When more than 5 people on a block contract COVID-19, that block and all the blocks around it are put under quarantine. If it’s a small village, the entire village is quarantined. Food, personal protective equipment, medical supplies and whatever else is needed are delivered to the people affected. Everything is provided for.
If people in a large city fall ill, they can go to quarantine centers where they and their families can live safely and receive retrovirals such as Interferon alfa 2b, which has the potential to reduce the symptoms and lethality of COVID-19. This medication is not available in the United States because of the blockade.
Cuba has an enormous public health system that makes it able to do contact tracing. Why? Because Cuba invests its resources in public health. Whereas here in the United States, the ruling class demands government resources be invested in 800 military bases around the world.
Collective action is need to fight pandemic
Furthermore, the U.S. promotes a culture of individualism. But we need to take collective action to fight this pandemic. We all have to wear masks; we all have to be responsible. We all have to be conscious of how we’re interacting with other people.
This kind of collective action is often aggressively rejected in the United States with its hyper-individualistic culture. Whereas Cuba is literally built on a culture of collective action, devoted to creating a better society for all in the face of continuous economic, political and even military attacks from U.S. imperialism.
Right now in many parts of the U.S., 30% to 40% of renters are behind on the rent. An enormous, really inconceivable number are facing eviction in the coming months.
In Cuba, zero people are facing eviction. Why? Because in 1959, after the victory of the Cuban Revolution, land reform ensured not only that the landless peasants in the countryside would receive the land they had worked for wealthy landowners (who now live in Miami), but that all the people in the cities would receive ownership of their housing. The vast majority of Cubans own their own housing. Nobody is worried about an eviction, and if anybody falls ill, a system is in place to care and provide for them.
Workers World Party has been putting out demands in response to this crisis. Demands that are winnable and possible, like workers’ control over the means of production. Like socialism itself, these are things we can achieve through organization and struggle.
We are demanding free health care for all. Nationalize the health care system under community control. Build emergency hospitals. Full pay, benefits and guaranteed income for all.

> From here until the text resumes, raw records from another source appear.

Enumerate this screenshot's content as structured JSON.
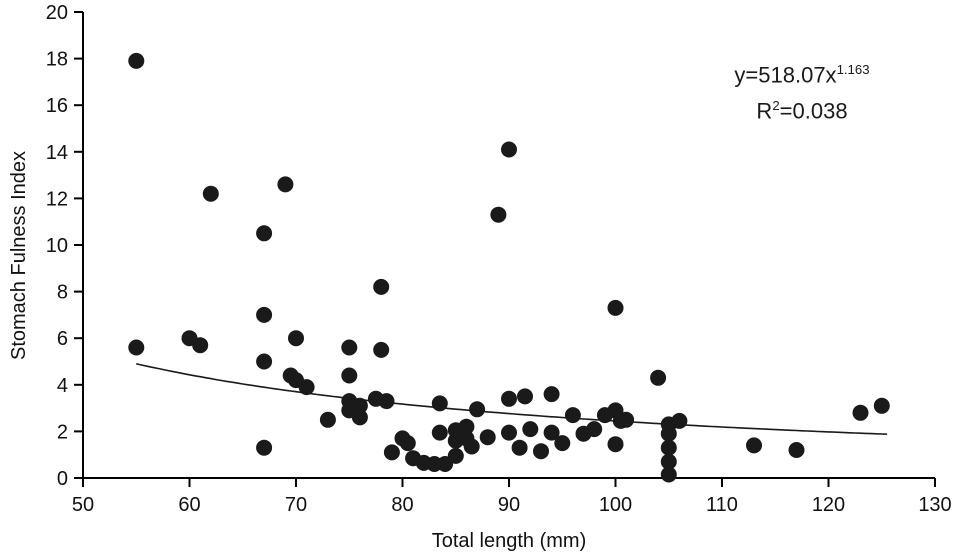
{
  "chart_data": {
    "type": "scatter",
    "title": "",
    "xlabel": "Total length (mm)",
    "ylabel": "Stomach Fulness Index",
    "xlim": [
      50,
      130
    ],
    "ylim": [
      0,
      20
    ],
    "xticks": [
      50,
      60,
      70,
      80,
      90,
      100,
      110,
      120,
      130
    ],
    "yticks": [
      0,
      2,
      4,
      6,
      8,
      10,
      12,
      14,
      16,
      18,
      20
    ],
    "grid": false,
    "legend": false,
    "marker_color": "#1a1a1a",
    "axis_color": "#000000",
    "line_color": "#1a1a1a",
    "equation": {
      "base": "y=518.07x",
      "exponent": "1.163"
    },
    "r_squared": {
      "base": "R",
      "sup": "2",
      "rest": "=0.038"
    },
    "trendline": {
      "type": "power",
      "a": 518.07,
      "b": -1.163,
      "x_start": 55,
      "x_end": 125.5
    },
    "points": [
      [
        55,
        17.9
      ],
      [
        55,
        5.6
      ],
      [
        60,
        6.0
      ],
      [
        61,
        5.7
      ],
      [
        62,
        12.2
      ],
      [
        67,
        10.5
      ],
      [
        67,
        7.0
      ],
      [
        67,
        5.0
      ],
      [
        67,
        1.3
      ],
      [
        69,
        12.6
      ],
      [
        69.5,
        4.4
      ],
      [
        70,
        6.0
      ],
      [
        70,
        4.2
      ],
      [
        71,
        3.9
      ],
      [
        73,
        2.5
      ],
      [
        75,
        5.6
      ],
      [
        75,
        4.4
      ],
      [
        75,
        3.3
      ],
      [
        75,
        2.9
      ],
      [
        76,
        3.1
      ],
      [
        76,
        2.6
      ],
      [
        78,
        8.2
      ],
      [
        78,
        5.5
      ],
      [
        77.5,
        3.4
      ],
      [
        78.5,
        3.3
      ],
      [
        79,
        1.1
      ],
      [
        80,
        1.7
      ],
      [
        80.5,
        1.5
      ],
      [
        81,
        0.85
      ],
      [
        82,
        0.65
      ],
      [
        83,
        0.6
      ],
      [
        83.5,
        3.2
      ],
      [
        83.5,
        1.95
      ],
      [
        84,
        0.6
      ],
      [
        85,
        1.6
      ],
      [
        85,
        2.05
      ],
      [
        85,
        0.95
      ],
      [
        86,
        2.2
      ],
      [
        86,
        1.7
      ],
      [
        86.5,
        1.35
      ],
      [
        87,
        2.95
      ],
      [
        88,
        1.75
      ],
      [
        89,
        11.3
      ],
      [
        90,
        14.1
      ],
      [
        90,
        3.4
      ],
      [
        90,
        1.95
      ],
      [
        91,
        1.3
      ],
      [
        91.5,
        3.5
      ],
      [
        92,
        2.1
      ],
      [
        93,
        1.15
      ],
      [
        94,
        3.6
      ],
      [
        94,
        1.95
      ],
      [
        95,
        1.5
      ],
      [
        96,
        2.7
      ],
      [
        97,
        1.9
      ],
      [
        98,
        2.1
      ],
      [
        99,
        2.7
      ],
      [
        100,
        7.3
      ],
      [
        100,
        2.9
      ],
      [
        100.5,
        2.45
      ],
      [
        100,
        1.45
      ],
      [
        101,
        2.5
      ],
      [
        104,
        4.3
      ],
      [
        105,
        2.3
      ],
      [
        105,
        1.9
      ],
      [
        105,
        1.3
      ],
      [
        105,
        0.7
      ],
      [
        105,
        0.15
      ],
      [
        106,
        2.45
      ],
      [
        113,
        1.4
      ],
      [
        117,
        1.2
      ],
      [
        123,
        2.8
      ],
      [
        125,
        3.1
      ]
    ]
  }
}
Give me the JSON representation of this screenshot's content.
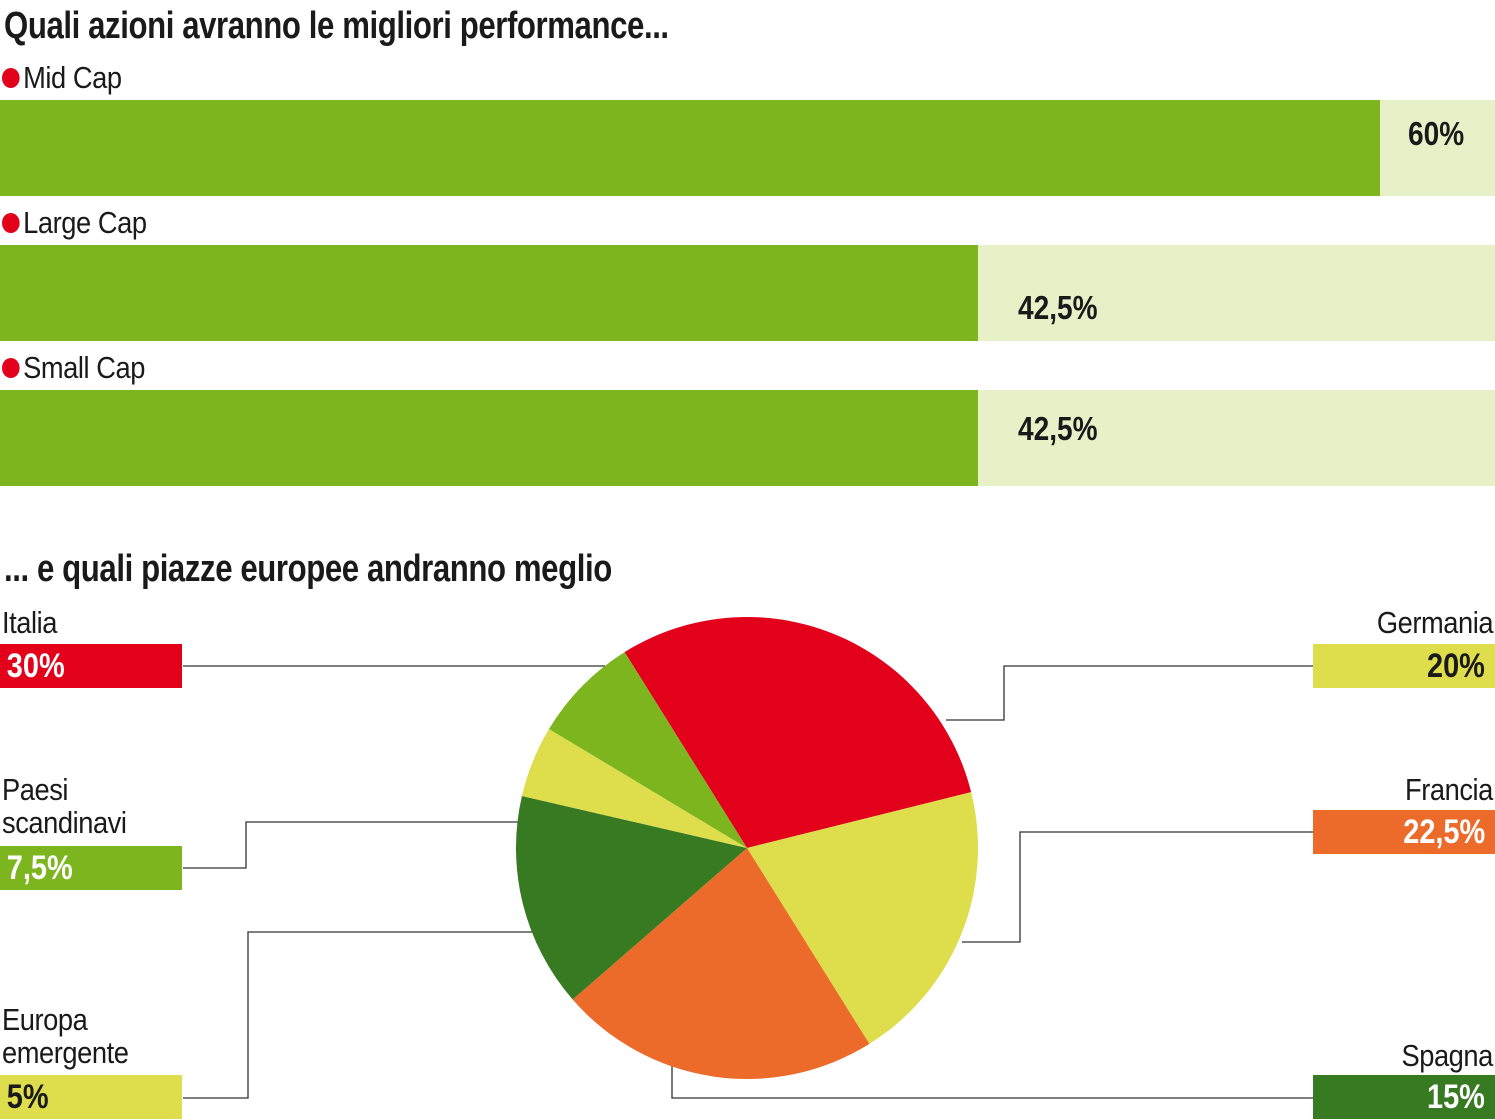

Food, housing, medical supplies and utilities, including internet, for all. Unequal access to the internet is a major issue as the necessity of long-distance learning goes forward.
We need to suspend rent, evictions, mortgages, utility shutoffs and all debt. We need to prioritize resources for communities of color — and for the migrant community, which has received none of the stimulus benefits, meager as they are, that have been doled out by the government to LGBTQ2S+ people, seniors, youth and people with disabilities.
These most oppressed sectors of society have to be prioritized in response to the pandemic, not ignored.
We need to empty the prisons and detention centers right now. A prison sentence is a death sentence during a pandemic. We need to shut down Immigration and Customs Enforcement and end racist attacks.
We need community control, not the cops and the military running everything. The $2 trillion the government handed to the banks must be given instead to the workers. And finally, we need to end U.S. wars, sanctions and environmental destruction.
Cuba’s socialist health care system is not a fantasy. The Cuban Revolution is real and happening 90 miles off the coast of Florida. If it’s possible there, it’s possible here.